Alors, un autre aspect du projet de loi est celui du traitement des plaintes. En cette matière, on attend des modifications qui certainement auront à être apportées au projet de loi parce que, tel que rédigé, le projet de loi permettrait une protection moindre, réduite, une protection réduite en matière de traitement des plaintes, puisque l'actuelle Protectrice des usagers, qui devient, en vertu du projet de loi, adjointe de la Protectrice des citoyens, n'aurait plus accès, comme c'est pourtant le cas actuellement, n'aurait plus accès aux résidences privées d'hébergement et ne pourrait plus, comme elle le fait encore cette année... Au-delà d'une trentaine d'études approfondies des plaintes qui lui ont été transmises ? transmises, c'est bien ça ? au-delà d'une trentaine de ces plaintes ont fait l'objet d'un examen attentif et ont révélé des situations insupportables. Tel que rédigé, le projet de loi actuel ne permettrait pas ? c'est ce que la Protectrice des usagers et la Protectrice des citoyens sont venus dire en commission parlementaire ? ne permettrait pas de donner suite à des plaintes acheminées par des usagers ou par leurs familles ou leurs alliés pour des personnes qui sont hébergées dans le secteur privé. Or, c'est donc dire qu'il va y avoir nécessité de modifier le projet de loi, sur cet aspect.
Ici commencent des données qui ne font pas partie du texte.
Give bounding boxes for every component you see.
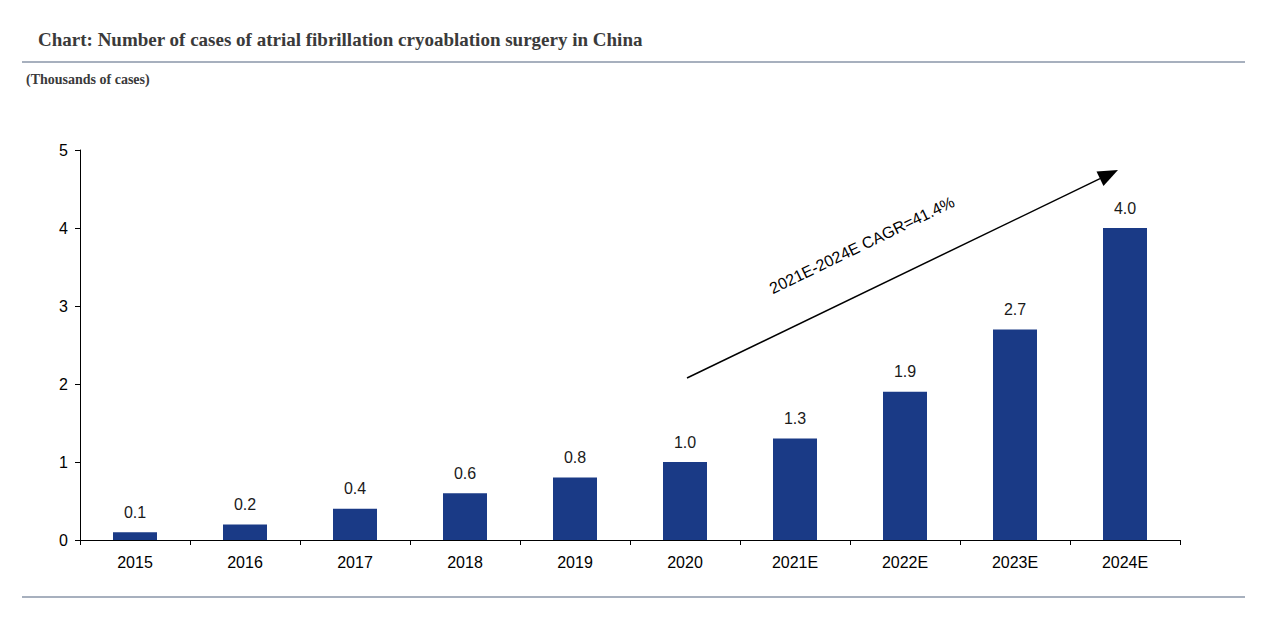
svg-text:2.7: 2.7 <box>1004 301 1026 318</box>
svg-text:0.1: 0.1 <box>124 504 146 521</box>
svg-text:0.2: 0.2 <box>234 496 256 513</box>
svg-text:(Thousands of cases): (Thousands of cases) <box>26 72 150 88</box>
svg-text:2021E: 2021E <box>772 554 818 571</box>
svg-text:Chart: Number of cases of atri: Chart: Number of cases of atrial fibrill… <box>38 29 643 50</box>
svg-text:2020: 2020 <box>667 554 703 571</box>
svg-text:1: 1 <box>59 454 68 471</box>
svg-text:3: 3 <box>59 298 68 315</box>
svg-text:2: 2 <box>59 376 68 393</box>
svg-text:2018: 2018 <box>447 554 483 571</box>
svg-text:2022E: 2022E <box>882 554 928 571</box>
svg-text:0.6: 0.6 <box>454 465 476 482</box>
svg-text:0.4: 0.4 <box>344 480 366 497</box>
svg-text:2016: 2016 <box>227 554 263 571</box>
svg-text:1.9: 1.9 <box>894 363 916 380</box>
svg-text:4.0: 4.0 <box>1114 200 1136 217</box>
svg-text:5: 5 <box>59 142 68 159</box>
svg-text:2024E: 2024E <box>1102 554 1148 571</box>
svg-text:1.3: 1.3 <box>784 410 806 427</box>
svg-text:2019: 2019 <box>557 554 593 571</box>
svg-text:0: 0 <box>59 532 68 549</box>
svg-text:2015: 2015 <box>117 554 153 571</box>
svg-text:2017: 2017 <box>337 554 373 571</box>
svg-text:0.8: 0.8 <box>564 449 586 466</box>
svg-text:2023E: 2023E <box>992 554 1038 571</box>
svg-text:1.0: 1.0 <box>674 434 696 451</box>
svg-text:4: 4 <box>59 220 68 237</box>
svg-text:2021E-2024E CAGR=41.4%: 2021E-2024E CAGR=41.4% <box>767 193 957 297</box>
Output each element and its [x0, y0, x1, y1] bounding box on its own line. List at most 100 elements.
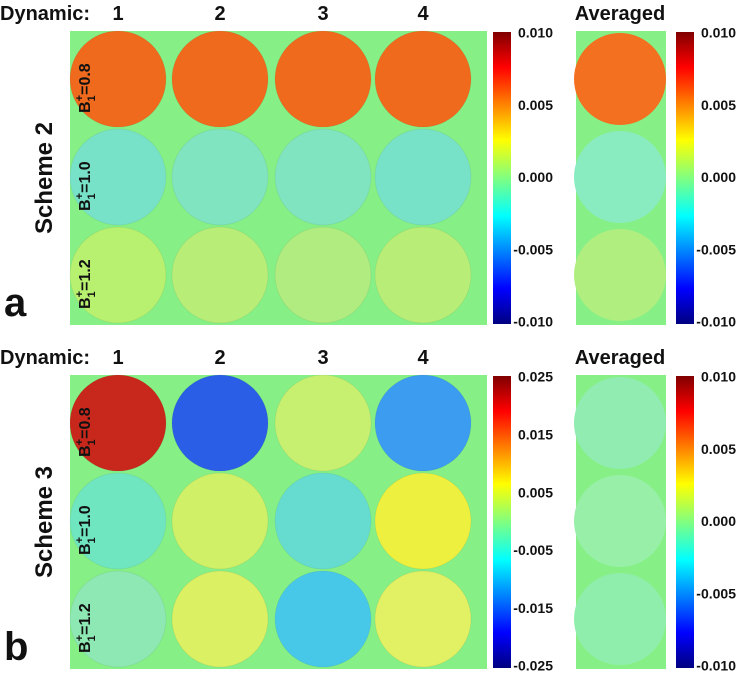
row-subscript: 1 [86, 193, 98, 199]
panel-letter: b [4, 625, 28, 669]
disk [69, 226, 167, 324]
disk [574, 377, 666, 469]
colorbar-tick-label: -0.010 [513, 314, 553, 330]
row-value: =1.0 [77, 161, 94, 193]
disk [69, 128, 167, 226]
colorbar-tick-label: 0.000 [701, 169, 736, 185]
colorbar-tick-label: 0.010 [518, 25, 553, 41]
disk [69, 472, 167, 570]
column-label: 4 [417, 347, 429, 369]
colorbar-tick-label: 0.005 [518, 97, 553, 113]
colorbar-tick-label: -0.005 [513, 241, 553, 257]
disk [574, 33, 666, 125]
disk [374, 472, 472, 570]
colorbar-tick-label: -0.010 [696, 658, 736, 674]
disk [69, 374, 167, 472]
disk [374, 226, 472, 324]
disk [171, 374, 269, 472]
column-label: 1 [112, 3, 123, 25]
row-symbol: B [77, 445, 94, 457]
row-label: B1+=1.0 [74, 161, 98, 211]
colorbar-tick-label: 0.010 [701, 25, 736, 41]
disk [171, 30, 269, 128]
colorbar [493, 376, 511, 668]
colorbar [676, 376, 694, 668]
colorbar-tick-label: 0.010 [701, 369, 736, 385]
colorbar-tick-label: -0.010 [696, 314, 736, 330]
row-value: =0.8 [77, 407, 94, 439]
row-superscript: + [74, 439, 86, 445]
disk [274, 30, 372, 128]
disk [274, 374, 372, 472]
row-subscript: 1 [86, 635, 98, 641]
disk [374, 30, 472, 128]
disk [574, 475, 666, 567]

D'autres aspects introduits dans le projet de loi sont bien accueillis. Je pense en particulier au raffermissement de la compétence et du mandat du commissaire local aux plaintes. Évidemment, je prends pour acquis qu'il y aura aussi modification à la loi, tel que réclamé en commission parlementaire par un très grand nombre d'intervenants, pour que le commissaire local soit à la fois aux plaintes mais à la qualité des services.

Ça a été très bien accueilli également que le conseil d'administration se saisisse plus régulièrement de toute cette problématique de la qualité des services mais aussi de la problématique du traitement des plaintes, et que ce soit le conseil d'administration qui, dorénavant, fasse la désignation du ou de la commissaire locale aux plaintes.

Alors, il y a un certain nombre de modifications, suite aux travaux qui ont été réalisés, qui finalement introduisent un raffermissement de l'ensemble du traitement des plaintes des usagers. Mais il faut voir, là, que, dans le passage de la Protectrice des usagers à la Protectrice des citoyens, il y a une déperdition que toutes les deux ont bien identifiée et qu'il va certainement falloir corriger dans les amendements qui viendront au projet de loi.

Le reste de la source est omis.